As we've shown, biopharmaceutical companies have many options when they choose an expression system: bacteria, yeasts, insect
or mammalian cells, and transgenics. Each system has its advantages and disadvantages. Company decision makers must ask themselves
several important questions: How much product must be made? How complex is the molecule? Does it require posttranslational
modifications to be biologically active? The expression system determines what kind of contaminants will be present and in
what quantities. It also determines economic factors: the time scales involved, expression levels obtained, and various regulatory
issues. Each potential expression system must be evaluated for its ability to produce economically the maximum amount of biologically
active product. Purification methods may be different for products that come from the different host systems. And regulators
are more familiar with some systems than with others.
Bacteria
Advantages: Established regulatory track record; well-understood genetics; cheap and easy to grow; inexpensive media; high expression
levels quickly — sometimes within five days; fast-growing (growth time measured in minutes); easy characterization (with few
adventitious agents).
Disadvantages: Proteins are not usually secreted (so cell disruption step complicates harvesting); contain endotoxins; are microheterogeneous;
no posttranslational modifications; possibility of incorrect protein folding; harvesting can damage proteins.
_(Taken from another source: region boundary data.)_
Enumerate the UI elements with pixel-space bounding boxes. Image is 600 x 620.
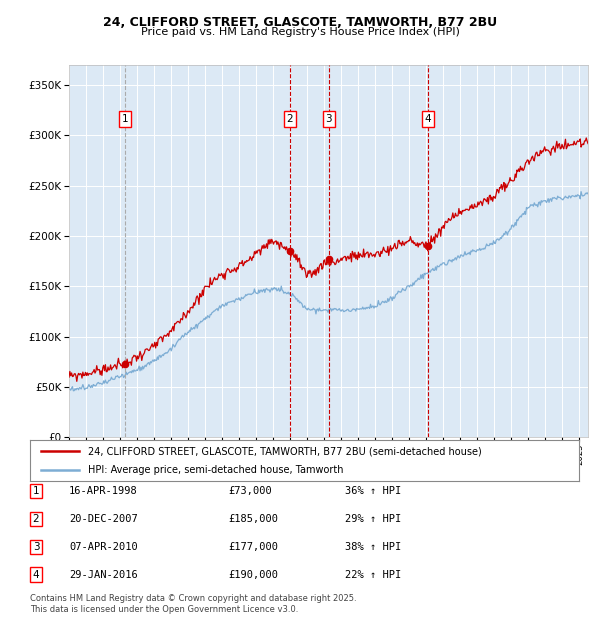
Text: £177,000: £177,000 <box>228 542 278 552</box>
Text: Contains HM Land Registry data © Crown copyright and database right 2025.: Contains HM Land Registry data © Crown c… <box>30 593 356 603</box>
Text: 38% ↑ HPI: 38% ↑ HPI <box>345 542 401 552</box>
Text: 3: 3 <box>326 114 332 124</box>
Text: 1: 1 <box>32 486 40 496</box>
Text: 29% ↑ HPI: 29% ↑ HPI <box>345 514 401 524</box>
Text: 4: 4 <box>424 114 431 124</box>
Text: 24, CLIFFORD STREET, GLASCOTE, TAMWORTH, B77 2BU (semi-detached house): 24, CLIFFORD STREET, GLASCOTE, TAMWORTH,… <box>88 446 481 456</box>
Text: 4: 4 <box>32 570 40 580</box>
Text: £190,000: £190,000 <box>228 570 278 580</box>
Text: 2: 2 <box>286 114 293 124</box>
Text: 36% ↑ HPI: 36% ↑ HPI <box>345 486 401 496</box>
Text: £73,000: £73,000 <box>228 486 272 496</box>
Text: £185,000: £185,000 <box>228 514 278 524</box>
Text: 07-APR-2010: 07-APR-2010 <box>69 542 138 552</box>
Text: 20-DEC-2007: 20-DEC-2007 <box>69 514 138 524</box>
Text: 29-JAN-2016: 29-JAN-2016 <box>69 570 138 580</box>
Text: HPI: Average price, semi-detached house, Tamworth: HPI: Average price, semi-detached house,… <box>88 464 343 475</box>
Text: Price paid vs. HM Land Registry's House Price Index (HPI): Price paid vs. HM Land Registry's House … <box>140 27 460 37</box>
Text: 24, CLIFFORD STREET, GLASCOTE, TAMWORTH, B77 2BU: 24, CLIFFORD STREET, GLASCOTE, TAMWORTH,… <box>103 16 497 29</box>
Text: 1: 1 <box>122 114 128 124</box>
Text: 16-APR-1998: 16-APR-1998 <box>69 486 138 496</box>
Text: 22% ↑ HPI: 22% ↑ HPI <box>345 570 401 580</box>
Text: 2: 2 <box>32 514 40 524</box>
Text: This data is licensed under the Open Government Licence v3.0.: This data is licensed under the Open Gov… <box>30 604 298 614</box>
Text: 3: 3 <box>32 542 40 552</box>
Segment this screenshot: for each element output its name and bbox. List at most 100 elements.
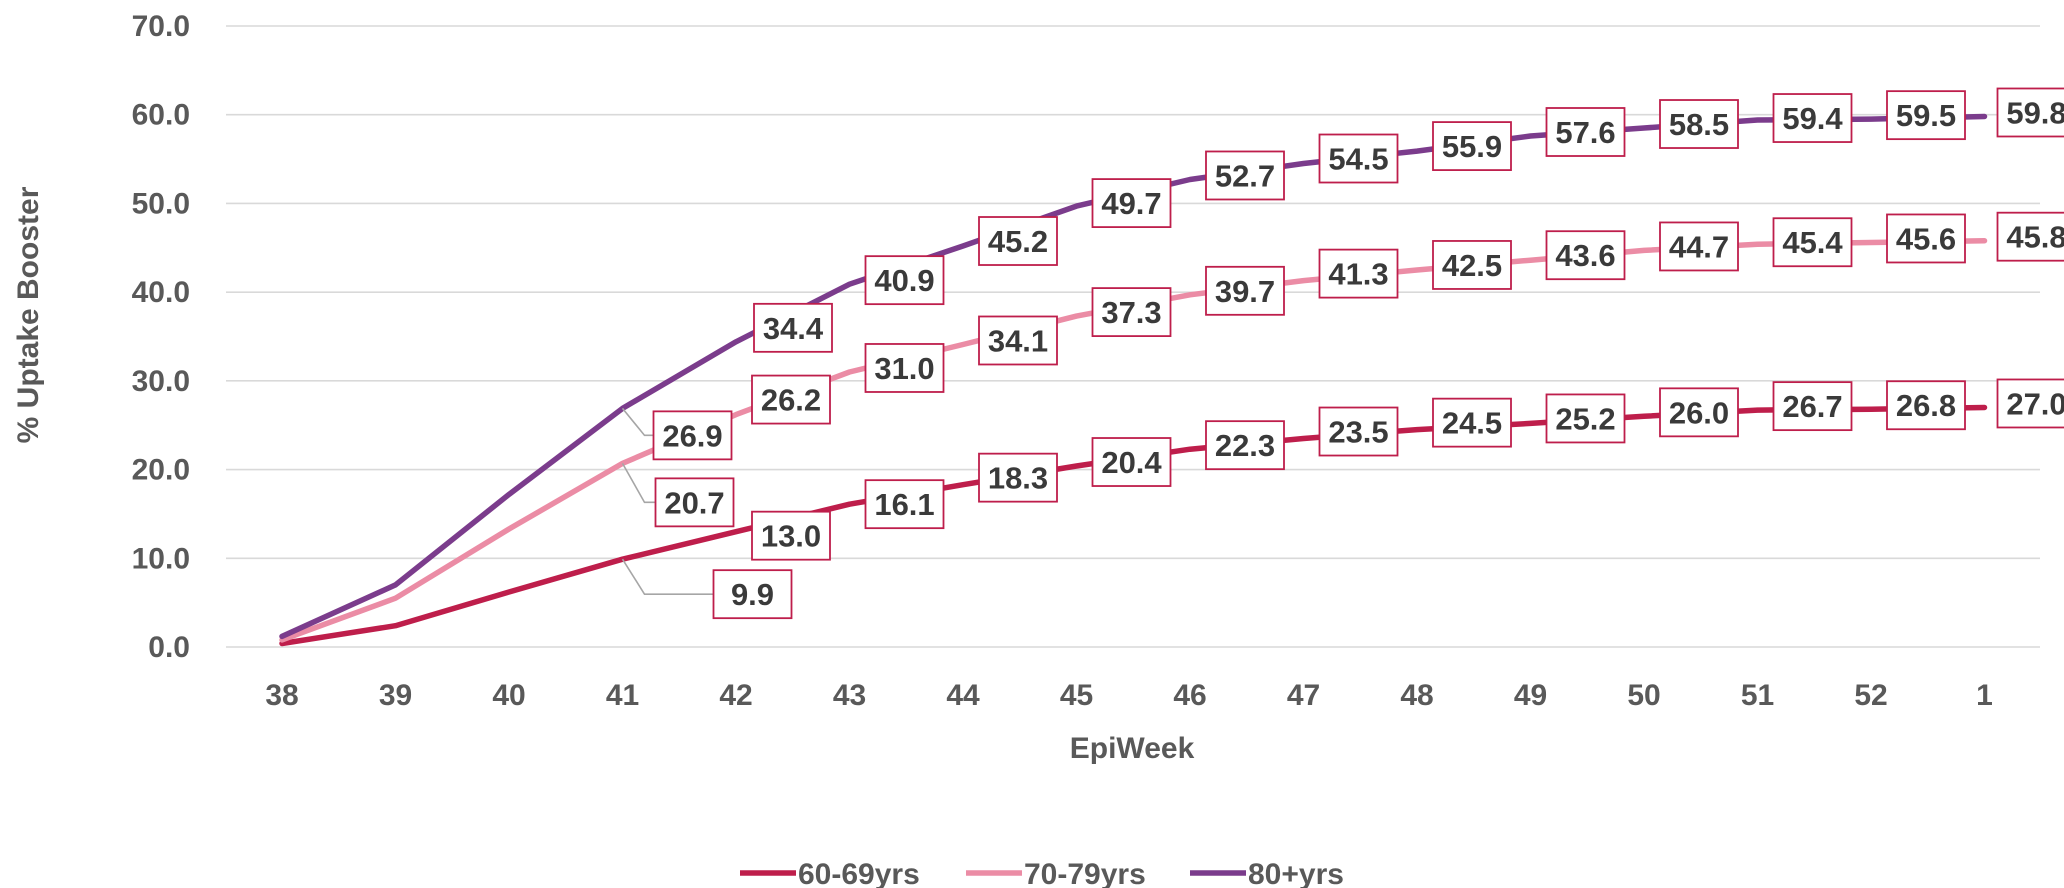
data-label-text: 40.9 (874, 263, 934, 298)
y-axis-ticks: 0.0 10.0 20.0 30.0 40.0 50.0 60.0 70.0 (132, 10, 190, 664)
data-label-box (1205, 150, 1285, 201)
data-label: 25.2 (1545, 393, 1626, 444)
data-label: 22.3 (1205, 420, 1285, 471)
data-label-box (1545, 230, 1626, 281)
data-label-text: 26.2 (761, 383, 821, 418)
data-label-text: 20.7 (664, 485, 724, 520)
data-label: 55.9 (1432, 121, 1512, 171)
data-label-box (1545, 107, 1626, 157)
data-label-text: 25.2 (1555, 401, 1615, 436)
legend-label: 70-79yrs (1024, 858, 1146, 888)
x-tick-label: 39 (379, 679, 412, 712)
data-label-box (864, 479, 945, 530)
data-label-text: 54.5 (1328, 142, 1388, 177)
data-label-box (1432, 397, 1512, 448)
label-leader (621, 558, 714, 595)
data-label-text: 59.5 (1896, 98, 1956, 133)
data-label: 39.7 (1205, 265, 1285, 316)
data-label-box (1545, 393, 1626, 444)
x-tick-label: 40 (492, 679, 525, 712)
data-label-box (1432, 240, 1512, 290)
y-tick-label: 60.0 (132, 99, 190, 132)
data-label: 54.5 (1318, 133, 1399, 184)
data-label: 59.5 (1886, 90, 1966, 141)
data-label-text: 9.9 (731, 577, 774, 612)
data-label-text: 13.0 (761, 519, 821, 554)
data-label-text: 37.3 (1101, 295, 1161, 330)
data-label-box (1205, 420, 1285, 471)
data-label-text: 45.6 (1896, 221, 1956, 256)
data-label-box (712, 569, 793, 620)
data-label: 37.3 (1091, 287, 1172, 337)
data-label-text: 45.2 (988, 224, 1048, 259)
x-tick-label: 42 (719, 679, 752, 712)
data-label-text: 49.7 (1101, 186, 1161, 221)
data-label: 43.6 (1545, 230, 1626, 281)
data-label-text: 31.0 (874, 351, 934, 386)
legend-item: 60-69yrs (740, 858, 920, 888)
data-label-box (1772, 381, 1853, 432)
data-label-box (1772, 217, 1853, 268)
label-leader (621, 462, 656, 504)
data-label: 57.6 (1545, 107, 1626, 157)
data-label: 59.8 (1996, 87, 2064, 138)
legend-item: 80+yrs (1190, 858, 1344, 888)
data-label: 20.4 (1091, 437, 1172, 487)
x-tick-label: 49 (1514, 679, 1547, 712)
data-label: 44.7 (1659, 221, 1739, 272)
data-label: 26.8 (1886, 380, 1966, 431)
y-tick-label: 20.0 (132, 454, 190, 487)
data-label-text: 24.5 (1442, 406, 1502, 441)
data-label: 26.2 (751, 374, 831, 425)
data-label-text: 59.8 (2006, 95, 2064, 130)
x-tick-label: 43 (833, 679, 866, 712)
data-label-text: 20.4 (1101, 445, 1162, 480)
data-label: 31.0 (864, 343, 945, 393)
x-tick-label: 41 (606, 679, 639, 712)
data-label-box (1432, 121, 1512, 171)
legend-label: 60-69yrs (798, 858, 920, 888)
data-label-box (864, 343, 945, 393)
y-tick-label: 0.0 (148, 631, 190, 664)
data-label-text: 44.7 (1669, 229, 1729, 264)
data-label-box (1318, 406, 1399, 457)
x-tick-label: 1 (1976, 679, 1993, 712)
label-leader-lines (621, 407, 714, 595)
data-label: 41.3 (1318, 248, 1399, 299)
x-tick-label: 51 (1741, 679, 1774, 712)
data-label-box (1886, 380, 1966, 431)
x-tick-label: 46 (1173, 679, 1206, 712)
data-label-text: 22.3 (1215, 428, 1275, 463)
data-label-box (1318, 248, 1399, 299)
data-label-text: 34.4 (763, 311, 824, 346)
y-axis-title: % Uptake Booster (12, 186, 45, 443)
data-label-text: 43.6 (1555, 238, 1615, 273)
data-label-box (978, 216, 1058, 266)
data-label: 40.9 (864, 255, 945, 306)
data-label: 45.4 (1772, 217, 1853, 268)
data-label-box (864, 255, 945, 306)
data-label: 9.9 (712, 569, 793, 620)
data-label: 45.6 (1886, 213, 1966, 264)
data-label-text: 57.6 (1555, 115, 1615, 150)
data-label-box (1659, 99, 1739, 149)
data-label-box (1659, 221, 1739, 272)
data-label-text: 45.4 (1782, 225, 1843, 260)
data-label-text: 23.5 (1328, 415, 1388, 450)
data-label: 42.5 (1432, 240, 1512, 290)
data-label-text: 45.8 (2006, 220, 2064, 255)
data-label-text: 39.7 (1215, 274, 1275, 309)
data-label-box (1996, 378, 2064, 429)
data-label-box (1318, 133, 1399, 184)
data-label: 52.7 (1205, 150, 1285, 201)
x-tick-label: 50 (1627, 679, 1660, 712)
x-tick-label: 47 (1287, 679, 1320, 712)
data-label-text: 55.9 (1442, 129, 1502, 164)
data-label: 49.7 (1091, 178, 1172, 228)
data-label-box (1996, 87, 2064, 138)
data-label: 23.5 (1318, 406, 1399, 457)
data-label: 34.4 (753, 302, 833, 353)
data-label-text: 42.5 (1442, 248, 1502, 283)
Products made by bacteria. Insulin produced in E. coli at Eli Lilly and Company was the first FDA-licensed drug produced through recombinant DNA technology. Genentech, Inc., uses
E. coli to produce recombinant human growth hormone. Other companies use bacteria to produce the interleukin-2 lymphocyte growth factor
and interferon, a cytokine.
Because the plasmid cloning vector used with bacteria can accommodate up to 10,000 base pairs of DNA, it limits the size of
proteins that can be produced by bacterial fermentation. Because each amino acid in a protein is coded by three base pairs
of DNA, there is a limit to the length of code that a bacterial plasmid vector will handle. Insulin is a small chain of about
51 amino acids with a molecular weight of about 6,000 daltons. Interferon's 165–166 amino acids give it a molecular weight
of about 20,000 daltons. Human interleukin-2 is about 15,000 daltons. Other therapeutic proteins can be much larger, but all
of these molecules are huge in comparison to more traditional drugs like acetaminophen (151 daltons), glucosamine (179 daltons),
ibuprofen (206 daltons), or prednisolone (360 daltons).
Yeasts
Advantages: "Generally recognized as safe" by regulators; long history of use; genetics well understood; no endotoxins; high expression
levels fairly quickly (two to eight weeks); protein is secreted for easy harvesting; fast growth (hours); inexpensive media;
proteins usually properly folded; posttranslational modifications.
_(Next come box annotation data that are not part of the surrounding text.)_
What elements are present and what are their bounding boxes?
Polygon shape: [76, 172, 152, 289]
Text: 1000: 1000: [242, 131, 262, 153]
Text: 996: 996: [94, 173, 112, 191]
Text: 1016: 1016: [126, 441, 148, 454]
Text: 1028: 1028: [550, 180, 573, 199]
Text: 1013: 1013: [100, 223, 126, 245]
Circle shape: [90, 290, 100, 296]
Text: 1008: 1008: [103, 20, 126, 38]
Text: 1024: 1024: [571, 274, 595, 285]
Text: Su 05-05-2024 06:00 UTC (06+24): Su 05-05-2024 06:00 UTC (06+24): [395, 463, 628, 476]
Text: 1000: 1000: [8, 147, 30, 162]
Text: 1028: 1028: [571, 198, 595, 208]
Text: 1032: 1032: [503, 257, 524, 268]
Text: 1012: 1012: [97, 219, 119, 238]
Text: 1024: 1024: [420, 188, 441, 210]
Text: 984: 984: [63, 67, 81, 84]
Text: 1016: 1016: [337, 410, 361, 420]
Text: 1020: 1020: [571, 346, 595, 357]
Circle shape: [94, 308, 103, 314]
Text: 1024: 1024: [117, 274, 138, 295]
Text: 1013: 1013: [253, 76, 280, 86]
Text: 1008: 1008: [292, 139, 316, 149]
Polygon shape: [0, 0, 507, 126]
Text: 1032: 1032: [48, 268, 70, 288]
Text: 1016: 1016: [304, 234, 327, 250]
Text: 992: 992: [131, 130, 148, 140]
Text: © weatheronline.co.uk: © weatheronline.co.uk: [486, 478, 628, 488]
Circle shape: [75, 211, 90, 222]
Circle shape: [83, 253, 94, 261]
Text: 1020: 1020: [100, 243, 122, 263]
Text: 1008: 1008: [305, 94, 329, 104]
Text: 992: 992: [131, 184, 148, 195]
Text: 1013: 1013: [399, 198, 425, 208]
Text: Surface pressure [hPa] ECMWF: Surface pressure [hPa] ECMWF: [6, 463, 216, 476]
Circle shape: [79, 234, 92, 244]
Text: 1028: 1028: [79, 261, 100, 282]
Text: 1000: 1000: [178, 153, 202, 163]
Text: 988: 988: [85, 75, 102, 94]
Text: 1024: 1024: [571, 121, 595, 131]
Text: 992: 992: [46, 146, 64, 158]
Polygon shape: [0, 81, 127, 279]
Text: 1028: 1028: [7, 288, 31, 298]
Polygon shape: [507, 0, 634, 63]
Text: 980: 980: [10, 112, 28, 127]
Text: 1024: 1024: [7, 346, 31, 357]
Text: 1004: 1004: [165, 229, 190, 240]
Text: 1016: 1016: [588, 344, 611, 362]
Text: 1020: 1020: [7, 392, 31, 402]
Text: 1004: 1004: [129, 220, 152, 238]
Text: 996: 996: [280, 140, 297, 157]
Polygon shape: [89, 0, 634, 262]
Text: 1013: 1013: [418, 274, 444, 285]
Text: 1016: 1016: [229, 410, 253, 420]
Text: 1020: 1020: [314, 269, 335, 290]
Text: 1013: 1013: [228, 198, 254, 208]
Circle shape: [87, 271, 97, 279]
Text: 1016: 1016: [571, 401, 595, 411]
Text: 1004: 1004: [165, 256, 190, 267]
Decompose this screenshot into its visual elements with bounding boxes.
Disadvantages: Overglycosylation can ruin protein bioactivity, safety, activity, potency, or clearance; can contain immunogens or antigens;
nonnative proteins are not always properly folded.
Products made by yeasts.
S. cerevisiae and S. pombe have both been used in large-scale fermentation processes for beer and other products for hundreds of years. Yeasts produce
several recombinant vaccines. Biotechnology can produce recombinant proteins that induce a patient's immune system to create
antibodies against the organisms that normally express those proteins. The first such vaccine was a hepatitis B virus vaccine
produced by recombinant yeast. Yeasts are currently being used to produce human insulin. Aventis is using yeast as an excipient
to make human serum albumin. The cost of recombinant protein production in yeasts usually runs between $50 and $100 per gram
of final product.
The yeast artificial chromosome (YAC) constructed by molecular biologists can accommodate recombinant DNA up to 100,000 base
pairs long. Because of this, yeasts can produce larger recombinant proteins than bacteria can. Examples include streptokinase,
human serum albumin, and tissue necrosis factor. P. pastoris has been shown to produce all of those in addition to smaller proteins like hirudin, aprotinin, and gamma interferon.